As Martin Wolfe also points out:

Between the fourth quarter of 2001 (the last deep trough in gross domestic product) and the fourth quarter of last year, the economy expanded by 9.9 per cent, in real terms. Net exports generated an astonishing 30 per cent of the increase in demand, investment 18 per cent and government consumption a further 14 per cent. Private consumption generated a mere 39 per cent of the increase in demand.

The sharp improvement in net exports had two principal explanations: the depreciation of the real exchange rate; and China’s demand for Japanese technology. Between December 1999 and February of this year, Japan’s real broad exchange rate depreciated by almost 30 per cent, according to JP Morgan.

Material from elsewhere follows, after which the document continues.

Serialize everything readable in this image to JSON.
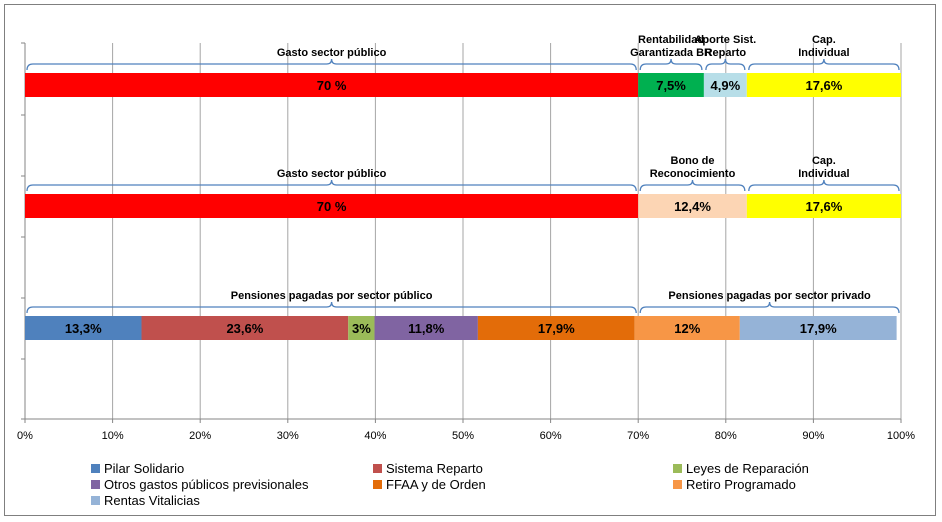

This was not an accident: Japan’s foreign currency reserves rose by $547bn between December 1999 and the end of last year. Meanwhile, exports to China accounted for 30 per cent of the increase in Japan’s total exports between 2001 and 2005.

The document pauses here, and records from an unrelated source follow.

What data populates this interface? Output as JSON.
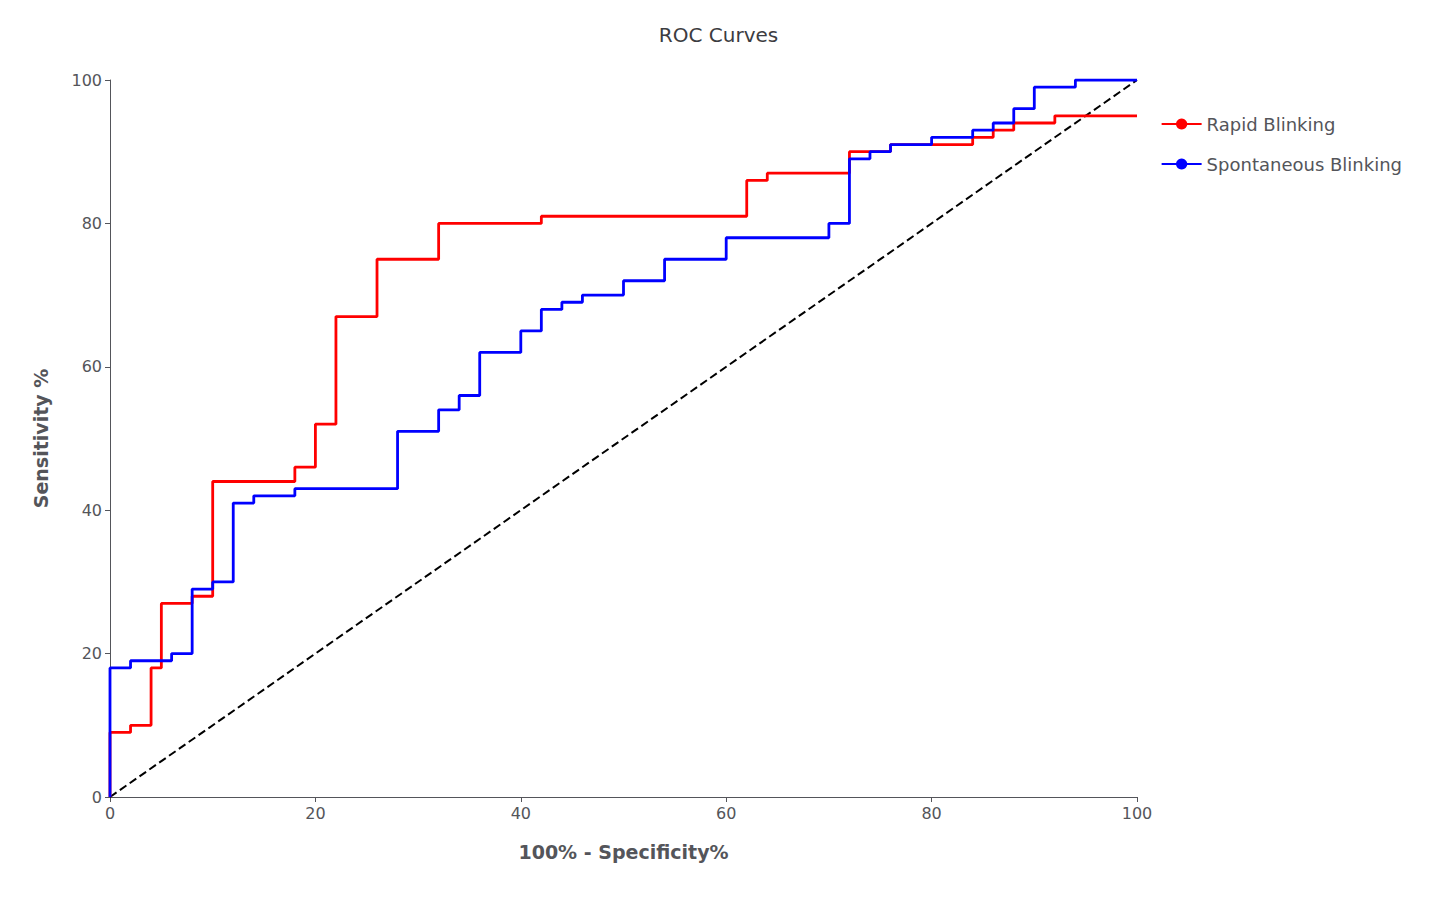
{
  "chart_data": {
    "type": "line",
    "title": "ROC Curves",
    "xlabel": "100% - Specificity%",
    "ylabel": "Sensitivity %",
    "xlim": [
      0,
      100
    ],
    "ylim": [
      0,
      100
    ],
    "xticks": [
      0,
      20,
      40,
      60,
      80,
      100
    ],
    "yticks": [
      0,
      20,
      40,
      60,
      80,
      100
    ],
    "grid": false,
    "legend": "upper right",
    "series": [
      {
        "color": "#000000",
        "line_style": "dashed",
        "x": [
          0,
          100
        ],
        "values": [
          0,
          100
        ]
      },
      {
        "name": "Rapid Blinking",
        "color": "#FF0000",
        "line_style": "solid",
        "x": [
          0,
          0,
          2,
          2,
          4,
          4,
          5,
          5,
          7,
          7,
          8,
          8,
          10,
          10,
          14,
          14,
          18,
          18,
          20,
          20,
          22,
          22,
          26,
          26,
          32,
          32,
          36,
          36,
          40,
          40,
          42,
          42,
          62,
          62,
          64,
          64,
          68,
          68,
          72,
          72,
          76,
          76,
          80,
          80,
          84,
          84,
          86,
          86,
          88,
          88,
          92,
          92,
          96,
          96,
          100
        ],
        "values": [
          0,
          9,
          9,
          10,
          10,
          18,
          18,
          27,
          27,
          27,
          27,
          28,
          28,
          44,
          44,
          44,
          44,
          46,
          46,
          52,
          52,
          67,
          67,
          75,
          75,
          80,
          80,
          80,
          80,
          80,
          80,
          81,
          81,
          86,
          86,
          87,
          87,
          87,
          87,
          90,
          90,
          91,
          91,
          91,
          91,
          92,
          92,
          93,
          93,
          94,
          94,
          95,
          95,
          95,
          95
        ]
      },
      {
        "name": "Spontaneous Blinking",
        "color": "#0000FF",
        "line_style": "solid",
        "x": [
          0,
          0,
          2,
          2,
          4,
          4,
          6,
          6,
          8,
          8,
          10,
          10,
          12,
          12,
          14,
          14,
          18,
          18,
          22,
          22,
          28,
          28,
          32,
          32,
          34,
          34,
          36,
          36,
          40,
          40,
          42,
          42,
          44,
          44,
          46,
          46,
          50,
          50,
          54,
          54,
          60,
          60,
          64,
          64,
          70,
          70,
          72,
          72,
          74,
          74,
          76,
          76,
          80,
          80,
          84,
          84,
          86,
          86,
          88,
          88,
          90,
          90,
          94,
          94,
          96,
          96,
          100
        ],
        "values": [
          0,
          18,
          18,
          19,
          19,
          19,
          19,
          20,
          20,
          29,
          29,
          30,
          30,
          41,
          41,
          42,
          42,
          43,
          43,
          43,
          43,
          51,
          51,
          54,
          54,
          56,
          56,
          62,
          62,
          65,
          65,
          68,
          68,
          69,
          69,
          70,
          70,
          72,
          72,
          75,
          75,
          78,
          78,
          78,
          78,
          80,
          80,
          89,
          89,
          90,
          90,
          91,
          91,
          92,
          92,
          93,
          93,
          94,
          94,
          96,
          96,
          99,
          99,
          100,
          100,
          100,
          100
        ]
      }
    ]
  }
}
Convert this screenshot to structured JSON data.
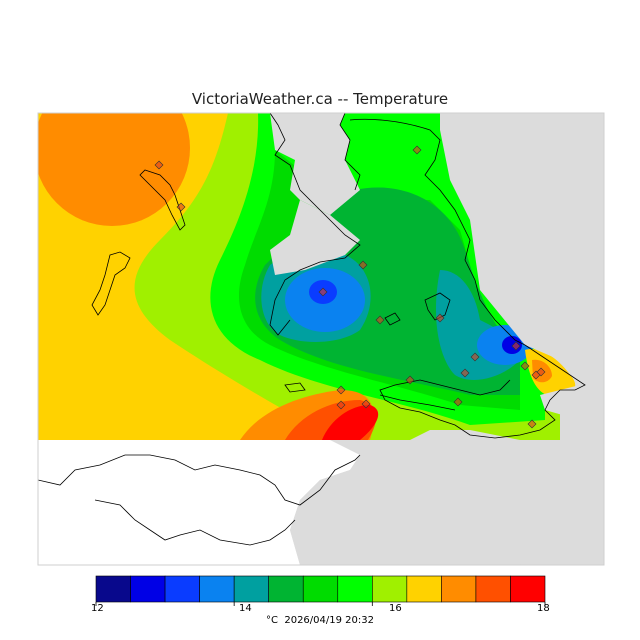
{
  "title": "VictoriaWeather.ca -- Temperature",
  "legend": {
    "colors": [
      "#08088c",
      "#0000e6",
      "#0a3cff",
      "#0a82f0",
      "#00a0a0",
      "#00b432",
      "#00dc00",
      "#00ff00",
      "#a0f000",
      "#ffd200",
      "#ff8c00",
      "#ff5000",
      "#ff0000"
    ],
    "min": 12,
    "max": 18,
    "tick_labels": [
      "12",
      "14",
      "16",
      "18"
    ],
    "unit": "°C",
    "timestamp": "2026/04/19 20:32"
  },
  "colors": {
    "land": "#dcdcdc",
    "outside_land": "#ffffff",
    "station_marker": "#e04020"
  },
  "stations_count_note": ""
}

Japan has, in short, continued to derive much of its dynamism from external demand. It also continues to rely heavily on corporate investment. That may not seem surprising until one realises how overcapitalised the economy is by global standards.

The share of Japanese corporate investment in GDP is far higher than in other high-income countries (see chart). Most recently, it has been 40 per cent higher than in Germany or the US.

Overall, investment ran at 24 per cent of GDP in 2004. That such high investment has generated little growth in the recent past (and is expected to generate little growth in future) is evident. But what would have happened without it? Without some other offset, the result would have been not stagnation, but a depression.

Today’s new Japan is essentially the old Japan. It continues to rely on competitive exports, a sizeable current account surplus and wasteful use of its people’s savings to keep demand expanding in line with its disappointing potential rate of growth.

Thursday, March 02, 2006

More On The Japanese Recovery

The FT has a fairly balanced editorial this morning on Japanese monetary policy and on the potential pitfalls of an over-rapid tightening policy:

"There is no need to hurry normalisation. Japan's real economy is in increasingly good health. But the exit from deflation remains recent and tentative. The BoJ's focus on its definition of core inflation - which does not exclude energy prices - exaggerates the extent to which rising prices are entrenched in the Japanese economy. Core inflation excluding energy was just 0.1 per cent in December, and was negative throughout the rest of 2005. Land prices are still falling nationally, although at a declining rate."

This sounds like a voice of reason and prudence in an Ocean of rash speculation (Not Claus, naturally, but the atmosphere he is describing).